Judging from the experimental results, Random Augmentation can ultimately converge to very good accuracy too, with a rather small gap from AutoAugment, but at a far lower computational cost.
| Method | Search space | CIFAR-10 PyramidNet | SVHN WRN | ImageNet ResNet | ImageNet E. Net-B7 |
|---|---|---|---|---|---|
| Baseline | 0 | 97.3 | 98.5 | 76.3 | 84.0 |
| AA | 98.5 | 98.9 | 77.6 | 84.4 | |
| Fast AA | 98.3 | 98.8 | 77.6 | - | |
| PBA | 98.5 | 98.9 | - | - | |
| RA (ours) | 98.5 | 99.0 | 77.6 | 85.0 |
| Dataset / Model | Baseline | PBA | Fast AA | AA | RA |
|---|---|---|---|---|---|
| CIFAR-10 · Wide-ResNet-28-2 | 94.9 | - | - | 95.9 | 95.8 |
| CIFAR-10 · Wide-ResNet-28-10 | 96.1 | 97.4 | 97.3 | 97.4 | 97.3 |
| CIFAR-10 · Shake-Shake | 97.1 | 98.0 | 98.0 | 98.0 | 98.0 |
| CIFAR-10 · PyramidNet | 97.3 | 98.5 | 98.3 | 98.5 | 98.5 |
| CIFAR-100 · Wide-ResNet-28-2 | 75.4 | - | - | 78.5 | 78.3 |
| CIFAR-100 · Wide-ResNet-28-10 | 81.2 | 83.3 | 82.7 | 82.9 | 83.3 |
| SVHN (core set) · Wide-ResNet-28-2 | 96.7 | - | - | 98.0 | 98.3 |
| SVHN (core set) · Wide-ResNet-28-10 | 96.9 | - | - | 98.1 | 98.3 |
| SVHN · Wide-ResNet-28-2 | 98.2 | - | - | 98.7 | 98.7 |
| SVHN · Wide-ResNet-28-10 | 98.5 | 98.9 | 98.8 | 98.9 | 99.0 |
Fast AutoAugment: Speeding Up the Search by Merging Policies
Paper: Fast AutoAugment
The idea here is: first search out N groups of data augmentation sub-policies that each perform well, then directly merge them into one large policy set for training. Compared with AutoAugment’s end-to-end reinforcement learning search, search efficiency improves noticeably.

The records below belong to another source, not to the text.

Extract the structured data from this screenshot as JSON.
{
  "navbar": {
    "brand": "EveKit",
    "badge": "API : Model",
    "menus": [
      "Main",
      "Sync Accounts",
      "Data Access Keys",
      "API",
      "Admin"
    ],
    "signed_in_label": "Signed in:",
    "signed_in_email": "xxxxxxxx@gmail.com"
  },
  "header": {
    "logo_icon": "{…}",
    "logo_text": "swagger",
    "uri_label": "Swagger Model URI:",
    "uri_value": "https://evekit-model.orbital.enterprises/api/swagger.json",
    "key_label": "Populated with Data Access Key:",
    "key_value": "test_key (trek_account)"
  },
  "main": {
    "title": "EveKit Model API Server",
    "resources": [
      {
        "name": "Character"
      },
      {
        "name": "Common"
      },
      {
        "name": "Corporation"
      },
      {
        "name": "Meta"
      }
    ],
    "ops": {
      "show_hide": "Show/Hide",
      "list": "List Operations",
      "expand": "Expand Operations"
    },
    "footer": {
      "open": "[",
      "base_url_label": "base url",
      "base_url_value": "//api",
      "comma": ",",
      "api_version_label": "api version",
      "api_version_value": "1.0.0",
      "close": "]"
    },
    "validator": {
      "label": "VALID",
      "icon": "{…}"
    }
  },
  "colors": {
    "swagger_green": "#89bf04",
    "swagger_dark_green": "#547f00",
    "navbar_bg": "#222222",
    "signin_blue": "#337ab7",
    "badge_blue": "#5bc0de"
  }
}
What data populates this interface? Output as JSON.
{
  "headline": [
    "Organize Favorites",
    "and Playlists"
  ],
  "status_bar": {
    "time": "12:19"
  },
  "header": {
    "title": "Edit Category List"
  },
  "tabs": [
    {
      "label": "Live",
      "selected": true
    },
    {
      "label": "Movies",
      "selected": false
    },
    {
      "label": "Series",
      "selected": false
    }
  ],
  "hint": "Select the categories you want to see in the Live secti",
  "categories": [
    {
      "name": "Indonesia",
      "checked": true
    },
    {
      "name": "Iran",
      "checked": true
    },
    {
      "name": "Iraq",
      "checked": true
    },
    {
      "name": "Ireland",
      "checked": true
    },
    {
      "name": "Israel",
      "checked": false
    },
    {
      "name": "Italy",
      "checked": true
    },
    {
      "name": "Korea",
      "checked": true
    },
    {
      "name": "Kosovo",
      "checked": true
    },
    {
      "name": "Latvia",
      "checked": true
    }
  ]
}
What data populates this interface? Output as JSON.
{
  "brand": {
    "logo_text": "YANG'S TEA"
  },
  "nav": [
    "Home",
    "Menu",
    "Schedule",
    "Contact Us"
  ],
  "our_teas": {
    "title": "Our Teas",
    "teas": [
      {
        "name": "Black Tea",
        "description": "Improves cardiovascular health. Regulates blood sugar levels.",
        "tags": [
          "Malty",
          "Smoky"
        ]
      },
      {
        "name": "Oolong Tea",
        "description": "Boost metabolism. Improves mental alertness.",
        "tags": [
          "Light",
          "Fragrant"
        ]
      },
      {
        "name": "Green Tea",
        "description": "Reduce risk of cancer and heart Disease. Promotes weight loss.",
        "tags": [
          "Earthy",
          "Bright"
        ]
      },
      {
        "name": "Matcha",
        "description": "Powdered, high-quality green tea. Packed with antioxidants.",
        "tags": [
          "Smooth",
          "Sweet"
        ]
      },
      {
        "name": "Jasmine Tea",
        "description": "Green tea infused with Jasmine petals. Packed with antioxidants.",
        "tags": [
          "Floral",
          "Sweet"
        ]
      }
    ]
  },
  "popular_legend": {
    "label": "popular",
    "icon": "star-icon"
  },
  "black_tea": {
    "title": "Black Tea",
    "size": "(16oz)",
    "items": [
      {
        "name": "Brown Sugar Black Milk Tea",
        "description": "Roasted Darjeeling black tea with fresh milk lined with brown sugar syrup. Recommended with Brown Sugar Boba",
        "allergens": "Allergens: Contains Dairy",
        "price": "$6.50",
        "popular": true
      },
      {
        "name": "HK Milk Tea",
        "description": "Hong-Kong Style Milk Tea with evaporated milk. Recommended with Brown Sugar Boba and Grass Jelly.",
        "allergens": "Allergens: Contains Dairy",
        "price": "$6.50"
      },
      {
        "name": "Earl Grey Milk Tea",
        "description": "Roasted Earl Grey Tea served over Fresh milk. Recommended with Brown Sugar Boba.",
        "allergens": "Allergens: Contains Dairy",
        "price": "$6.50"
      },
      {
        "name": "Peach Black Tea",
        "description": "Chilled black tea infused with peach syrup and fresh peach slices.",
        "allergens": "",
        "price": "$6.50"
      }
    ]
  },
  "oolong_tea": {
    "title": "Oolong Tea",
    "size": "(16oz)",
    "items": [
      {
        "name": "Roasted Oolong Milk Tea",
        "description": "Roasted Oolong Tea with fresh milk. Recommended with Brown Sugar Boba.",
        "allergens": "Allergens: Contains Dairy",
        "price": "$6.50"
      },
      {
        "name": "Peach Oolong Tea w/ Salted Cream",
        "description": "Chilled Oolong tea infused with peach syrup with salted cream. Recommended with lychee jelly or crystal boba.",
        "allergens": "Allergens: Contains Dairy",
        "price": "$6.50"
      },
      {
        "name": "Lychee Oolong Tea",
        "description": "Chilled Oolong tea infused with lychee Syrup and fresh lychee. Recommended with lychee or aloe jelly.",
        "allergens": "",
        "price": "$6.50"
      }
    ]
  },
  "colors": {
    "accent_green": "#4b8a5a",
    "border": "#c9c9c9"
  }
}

Algorithm 1: Fast AutoAugment
Input: (θ, D_train, K, T, B, N)
1: Split D_train into K-fold data D_train^(k) = {(D_M^(k), D_A^(k))} // stratified shuffling
2: for k ∈ {1, ..., K} do
3: T*^(k) ← ∅, (D_M, D_A) ← (D_M^(k), D_A^(k)) // initialize
4: Train θ on D_M
5: for t ∈ {0, ..., T-1} do
6: B ← BayesOptim(T, L(θ | T(D_A)), B) // explore-and-exploit
7: T_t ← Select top-N policies in B
8: T*^(k) ← T*^(k) ∪ T_t // merge augmentation policies
9: return T* = ⋃_k T*^(k)
Summary
The thread running through the three works is fairly clear: AutoAugment proved the feasibility of automatically searching for augmentation policies, but at an extremely high search cost; Fast AutoAugment improved on search efficiency, reducing overhead by merging multiple groups of candidate policies; RandAugment took another route entirely, compressing the search space down to the bare minimum and striking a good balance between practicality and final accuracy through random sampling plus two hyperparameters. Today I also incidentally organized the experimental results for model compression, and tried modifying ResNet-18 to adapt it to the Apollon dataset—I’ll record the detailed results later.